Chronique Album
Date de sortie : 03.10.2025
Label : Alcopop! Records
Rédigé par
Adonis Didier, le 2 octobre 2025
Qu'est-ce que le post-punk en 2025 ? Vous avez quatre heures, un papier un crayon, et pas le droit de tricher sur le voisin. Une tâche ardue voire impossible pour laquelle PROJECTOR ont eu un an et demi, une guitare, une basse, une batterie, et le droit de copier un tout petit peu sur le voisin.

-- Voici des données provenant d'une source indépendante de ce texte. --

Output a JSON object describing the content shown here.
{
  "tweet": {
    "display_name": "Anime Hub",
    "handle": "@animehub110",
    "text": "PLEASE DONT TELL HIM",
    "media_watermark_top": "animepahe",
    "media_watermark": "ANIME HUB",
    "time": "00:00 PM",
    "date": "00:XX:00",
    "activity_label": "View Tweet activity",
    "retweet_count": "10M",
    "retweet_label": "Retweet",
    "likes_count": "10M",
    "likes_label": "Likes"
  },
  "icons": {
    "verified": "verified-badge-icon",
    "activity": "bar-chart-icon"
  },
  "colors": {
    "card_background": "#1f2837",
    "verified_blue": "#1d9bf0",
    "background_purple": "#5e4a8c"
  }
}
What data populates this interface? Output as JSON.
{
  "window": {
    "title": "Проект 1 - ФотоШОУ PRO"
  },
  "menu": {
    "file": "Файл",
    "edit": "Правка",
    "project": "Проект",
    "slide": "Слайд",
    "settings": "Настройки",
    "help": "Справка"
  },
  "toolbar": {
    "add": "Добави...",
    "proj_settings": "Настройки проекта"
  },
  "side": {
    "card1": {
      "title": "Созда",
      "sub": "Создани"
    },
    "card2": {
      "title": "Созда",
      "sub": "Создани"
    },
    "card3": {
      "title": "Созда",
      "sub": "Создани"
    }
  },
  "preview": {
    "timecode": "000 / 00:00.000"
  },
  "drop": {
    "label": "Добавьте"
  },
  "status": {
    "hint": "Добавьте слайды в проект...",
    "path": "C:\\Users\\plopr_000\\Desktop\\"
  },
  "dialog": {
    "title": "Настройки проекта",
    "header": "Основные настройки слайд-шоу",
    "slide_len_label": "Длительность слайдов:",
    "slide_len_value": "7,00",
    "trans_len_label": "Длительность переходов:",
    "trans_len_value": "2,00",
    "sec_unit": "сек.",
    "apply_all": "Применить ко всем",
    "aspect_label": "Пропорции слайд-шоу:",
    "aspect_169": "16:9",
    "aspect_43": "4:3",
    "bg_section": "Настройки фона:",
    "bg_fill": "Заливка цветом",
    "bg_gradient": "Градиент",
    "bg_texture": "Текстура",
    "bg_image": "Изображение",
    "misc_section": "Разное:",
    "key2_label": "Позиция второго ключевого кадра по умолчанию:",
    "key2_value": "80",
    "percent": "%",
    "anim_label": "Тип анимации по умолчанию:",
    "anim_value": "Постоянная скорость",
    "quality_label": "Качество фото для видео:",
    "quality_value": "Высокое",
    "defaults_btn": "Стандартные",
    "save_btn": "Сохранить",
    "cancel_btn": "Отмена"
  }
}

Faire partie d'une vague musicale qui s'essouffle avant que vous ayez percé, une petite galère qui n'offre en général que deux solutions : jouer les derniers des Mohicans et y croire coûte que coûte, miser sur les quelques fans qui n'en ont pas encore eu assez et tenir assez longtemps pour que le has-been devienne vintage, ou alors évoluer. Tenter des trucs, brouiller les cartes, mettre de l'ananas dans la quiche lorraine, et à la fin voir ce qui se mange et ce qui sera interdit par la convention sur les armes bactériologiques (spoiler : la quiche lorraine à l'ananas). Le truc, c'est qu'en général les gens font ça en amont, prennent une direction, et voient si au bout d'une dizaine de chansons il y a un mur ou une avenue.
Mais pas de ça chez PROJECTOR, le brainstorming sera public, collectif et titré Contempt, deuxième album de Lucy, Edward et Callum, trio punk officiant comme la moitié de la nouvelle vague anglaise à Brighton. On avait conclu la chronique du premier album par « PROJECTOR devraient arrêter de faire du post-punk », une consigne qui a plus ou moins été respectée, et si on n'est plus assez sûr de ce que fait le groupe à l'heure actuelle pour appeler ça du post-punk, clairement eux non plus. L'album tâtonne, frôle des murs connus, The Sham! The Sham! The Sham! ressemble à du Yard Act dans une aciérie, Collision reprend des formes de type Hotel Lux en ajoutant le garage bordélique de The Bug Club et la double-voix de Lucy Sheeran et Edward Ensbury, avant qu'enfin It Surely Has Been Hell ne nous mette du punk dansant et industriel dans la gueule. Migraine enchaîne sans s'arrêter en gare, son énorme refrain arrache les sièges du TGV, le pont de la mélancolie relie les deux rives de ce rock alternatif sauvage, Phantom Limb tente de sombrer dans les ténèbres pour retrouver son ancêtre Joy Division, avant qu'arrive la très très belle surprise de ce deuxième album.
O Well, la ballade dream rock de PROJECTOR, un truc auquel on s'attendait autant qu'à trouver Yellow Submarine au milieu de Revolver, un paysage de givre blanc qui défile devant la vitre et emporte l'esprit dans une aquarelle de couleurs froides, une mélancolie impressionniste qui trace des cœurs dans la buée et sur la bande sonore. Et comme tous les matins à sept heures du matin, le réveil. S.O.M.O.D met vingt pourcents de post et quatre-vingt-dix-neuf pourcents de punk dans son café, un tabassage en règle des oreilles poursuivi au rouleau-compresseur par Hope Springs Eternal, duo de grosses chansons punk qui fait du bien au groupe et à nos oreilles. Moins réfléchir et lâcher les chevaux, voilà qui ferait du bien à PROJECTOR (et puis faire plus souvent chanter Lucy Sheeran, mais ça on l'avait déjà dit). En témoigne le magnifique refrain pop-Pixies de It's True, la bastonnade fuzzy Happy To Be Here, et surtout la deuxième chanson la plus inattendue de tout l'album : Who Loves You, Baby.
PROJECTOR qui font maintenant du shoegaze et du vrai bon shoegaze, le programme politique est plus flou que la NUPES mais parfois ce sont aussi les intentions qui comptent, alors soutenons un groupe qui le mérite mais qui galère encore avec son identité, et puis est-ce qu'on ne galère pas un peu tous avec notre identité ? Ainsi, Contempt est une collection de bonnes et très bonnes chansons mais un assemblage encore instable d'idées jetées dans tous les sens, une sorte de brouillon de l'album parfait de PROJECTOR, un disque qui existera ou non un jour et qu'on ne peut qu'espérer très fort en croisant les doigts. Mais puisqu'on est monté dans le bus plus ou moins volontairement, autant y rester et faire confiance à Lucy, Edward, et Callum pour revenir toujours plus fort et nous donner cet album qui nous tente tant, cet album qui nous manque tant, débloqué, pas trop timide, et une bonne dose de savoir-faire.